And The Oil Spills On
There was no oil spill, was the word from (BP) British Petroleum to the US Coast Guard, according to Retired Army General Jack Jacobs. The reality is that more than 200,000 gallons of oil a day are spewing from the blown-out well. What makes this spill different from the Exxon Valdez spill of ’89 is one thing. The oil spewing from the ocean floor is from an active well that knows no bounds. The oil that spilled from the Exxon tanker had a predetermined amount within, but responders don’t have that benefit this time around. With hurricane season approaching and no end in sight, the oil is expected to flow until June.
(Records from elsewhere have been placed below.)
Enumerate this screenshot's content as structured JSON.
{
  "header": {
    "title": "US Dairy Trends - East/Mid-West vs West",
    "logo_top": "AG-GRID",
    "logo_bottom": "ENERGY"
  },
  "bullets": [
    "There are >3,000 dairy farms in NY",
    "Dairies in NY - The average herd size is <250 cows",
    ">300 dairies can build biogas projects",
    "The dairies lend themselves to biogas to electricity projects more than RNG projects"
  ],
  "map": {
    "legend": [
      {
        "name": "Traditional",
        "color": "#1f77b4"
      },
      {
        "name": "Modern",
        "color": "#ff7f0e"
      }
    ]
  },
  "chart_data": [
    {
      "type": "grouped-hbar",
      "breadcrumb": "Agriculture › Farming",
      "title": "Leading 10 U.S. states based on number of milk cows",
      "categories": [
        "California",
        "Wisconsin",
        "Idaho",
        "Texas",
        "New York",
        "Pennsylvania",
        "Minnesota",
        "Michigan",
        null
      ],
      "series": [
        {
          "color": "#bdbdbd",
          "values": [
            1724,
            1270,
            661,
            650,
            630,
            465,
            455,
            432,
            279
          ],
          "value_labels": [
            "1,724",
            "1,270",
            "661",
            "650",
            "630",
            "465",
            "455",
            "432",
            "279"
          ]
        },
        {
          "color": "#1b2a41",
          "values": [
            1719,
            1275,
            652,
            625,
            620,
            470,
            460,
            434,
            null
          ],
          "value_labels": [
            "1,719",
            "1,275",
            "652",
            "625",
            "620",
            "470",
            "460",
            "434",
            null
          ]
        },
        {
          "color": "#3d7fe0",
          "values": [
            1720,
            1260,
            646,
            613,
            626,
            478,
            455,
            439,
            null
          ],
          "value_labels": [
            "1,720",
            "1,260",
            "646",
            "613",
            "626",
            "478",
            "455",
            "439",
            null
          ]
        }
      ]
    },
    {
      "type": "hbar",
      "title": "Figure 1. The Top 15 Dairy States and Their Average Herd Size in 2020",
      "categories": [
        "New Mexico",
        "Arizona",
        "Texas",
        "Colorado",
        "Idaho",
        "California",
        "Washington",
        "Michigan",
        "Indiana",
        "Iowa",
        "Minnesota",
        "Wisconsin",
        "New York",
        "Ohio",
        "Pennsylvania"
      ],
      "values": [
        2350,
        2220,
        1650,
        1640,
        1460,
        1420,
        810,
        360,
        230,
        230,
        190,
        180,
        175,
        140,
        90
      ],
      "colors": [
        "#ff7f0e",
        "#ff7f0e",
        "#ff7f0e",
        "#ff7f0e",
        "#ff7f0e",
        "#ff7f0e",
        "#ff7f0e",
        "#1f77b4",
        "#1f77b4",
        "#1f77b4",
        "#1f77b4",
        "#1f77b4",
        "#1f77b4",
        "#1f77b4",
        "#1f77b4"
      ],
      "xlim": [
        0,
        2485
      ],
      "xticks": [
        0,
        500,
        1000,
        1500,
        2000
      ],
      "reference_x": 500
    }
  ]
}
“Everyone is at fault” said the general. The person who owned the rig who was supposed to make sure the automatic shut off valve operated properly. It did not. British Petroleum was supposed to make sure the backups were backed up. They all failed. 5000 barrels flow each day and New Orleans Governor Bobby Jindal declared a state of emergency 4 days into the spill. Homeland Security did not act until 8 days into the spill.
The company, BP, was slow to ask for help. The company was accused of not moving aggressively, but not of outright lying about the spill as it had iniatially done. The administration hasn’t been faulted as much as BP has in the press. I believe it has to do with the amount of trust the government placed in BP to have gotten the situation under control.
Either way, the response timetable is troubling. The break occurred on April 20, taking 11 lives in the process. When the rig collapsed and oil began leaking, PB tried to plug the well but failed. They remained confident that they could handle the situation using private resources, which could be a reason the administration failed to quickly respond.
After the Coast Guard called a news conference where their initial leak estimaes quintupled, containment using only private resources no longer remained an option. If the oil reaches the US coastline, the consequences will have a huge impact on the fishing industry, beaches, resorts and tourism, not to mention the wildlife.